Xbox wasn’t the only section of the More Personal Computing division to fall underfoot — Surface sales were down 20 percent year-over-year and Windows OEM sales were down 3 percent. That said, Windows Commercial Products and Cloud Services were up 20 percent.


Q4 2021 has really demonstrated the value of Microsoft’s integrated cloud and business productivity stack, as they can easily drive the business to big profits, even if other aspects of the business sometimes falter. Based on the words of Satya Nadella, CEO of Microsoft, it sounds like the company will continue to fall back on its cloud business as they try to build new “franchises” such as gaming, LinkedIn, and Microsoft Security…

We innovate across the technology stack to help organizations realize new levels of technical intensity in their business. Our results show that when we perform well and meet customer needs in differentiated ways in large and growing markets, we generate growth, as we’ve seen in our commercial cloud – and in new franchises we’ve built, including gaming, security, and LinkedIn, all of which have generated more than $10 billion in annual revenue over the past three years.

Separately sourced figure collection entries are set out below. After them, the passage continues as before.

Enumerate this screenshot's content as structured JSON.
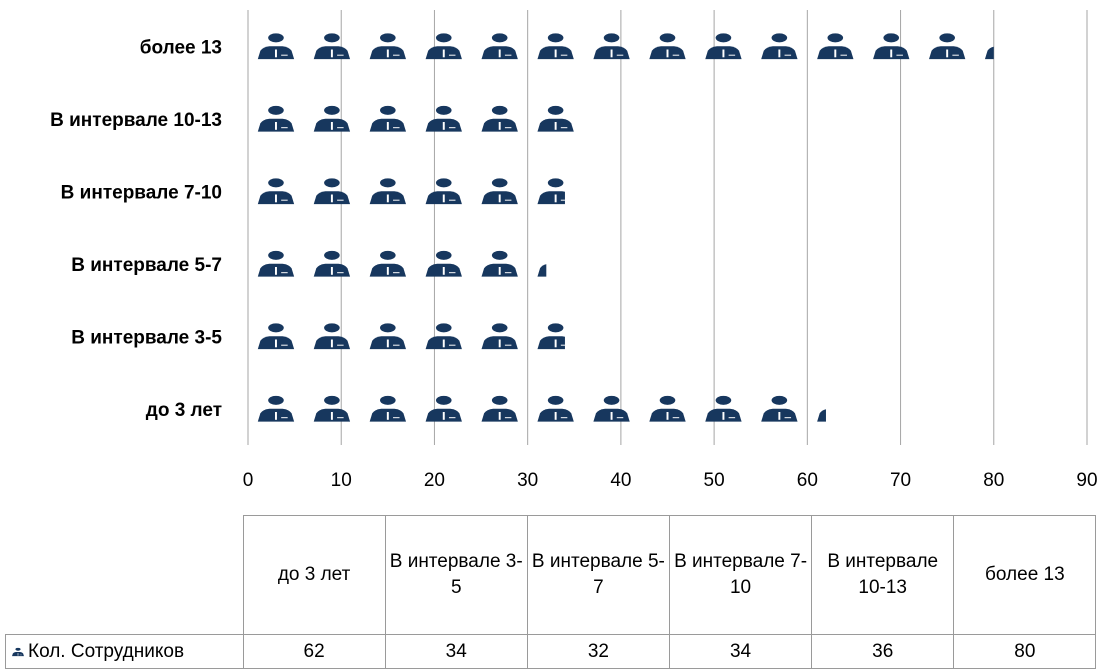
{
  "chart_data": {
    "type": "bar",
    "orientation": "horizontal",
    "categories": [
      "до 3 лет",
      "В интервале 3-5",
      "В интервале 5-7",
      "В интервале 7-10",
      "В интервале 10-13",
      "более 13"
    ],
    "table_headers": [
      "до 3 лет",
      "В интервале 3-5",
      "В интервале 5-7",
      "В интервале 7-10",
      "В интервале 10-13",
      "более 13"
    ],
    "series": [
      {
        "name": "Кол. Сотрудников",
        "values": [
          62,
          34,
          32,
          34,
          36,
          80
        ]
      }
    ],
    "xlim": [
      0,
      90
    ],
    "xticks": [
      0,
      10,
      20,
      30,
      40,
      50,
      60,
      70,
      80,
      90
    ],
    "units_per_icon": 6,
    "grid": "vertical",
    "legend": "data-table",
    "bar_color": "#17375e"
  }
}
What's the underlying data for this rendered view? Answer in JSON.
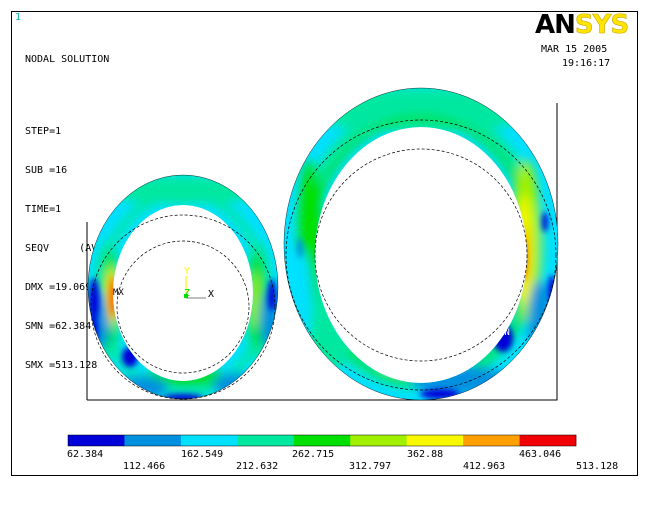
{
  "window_number": "1",
  "header_lines": [
    "NODAL SOLUTION",
    "",
    "STEP=1",
    "SUB =16",
    "TIME=1",
    "SEQV     (AVG)",
    "DMX =19.069",
    "SMN =62.384",
    "SMX =513.128"
  ],
  "date": "MAR 15 2005",
  "time": "19:16:17",
  "logo": {
    "an": "AN",
    "sys": "SYS"
  },
  "axis_labels": {
    "y": "Y",
    "z": "Z",
    "x": "X"
  },
  "markers": {
    "mx": "MX",
    "mn": "MN"
  },
  "legend": {
    "colors": [
      "#0000d8",
      "#0090e0",
      "#00e0ff",
      "#00e8a0",
      "#00e000",
      "#a0f000",
      "#f8f800",
      "#ffa000",
      "#f00000"
    ],
    "labels_top": [
      "62.384",
      "162.549",
      "262.715",
      "362.88",
      "463.046"
    ],
    "labels_bottom": [
      "112.466",
      "212.632",
      "312.797",
      "412.963",
      "513.128"
    ]
  }
}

Microsoft has ridden out COVID-19 with style and looks set to start FY 2021 with a healthy Q1, which they expect to bring in $43.3 billion to $44.2 billion in revenue. If their recent hot streak is any indication, that’s a conservative estimate. Looking further into the future, the launch of Windows 11 and the end of Xbox and Surface delivery restrictions should only push the results further.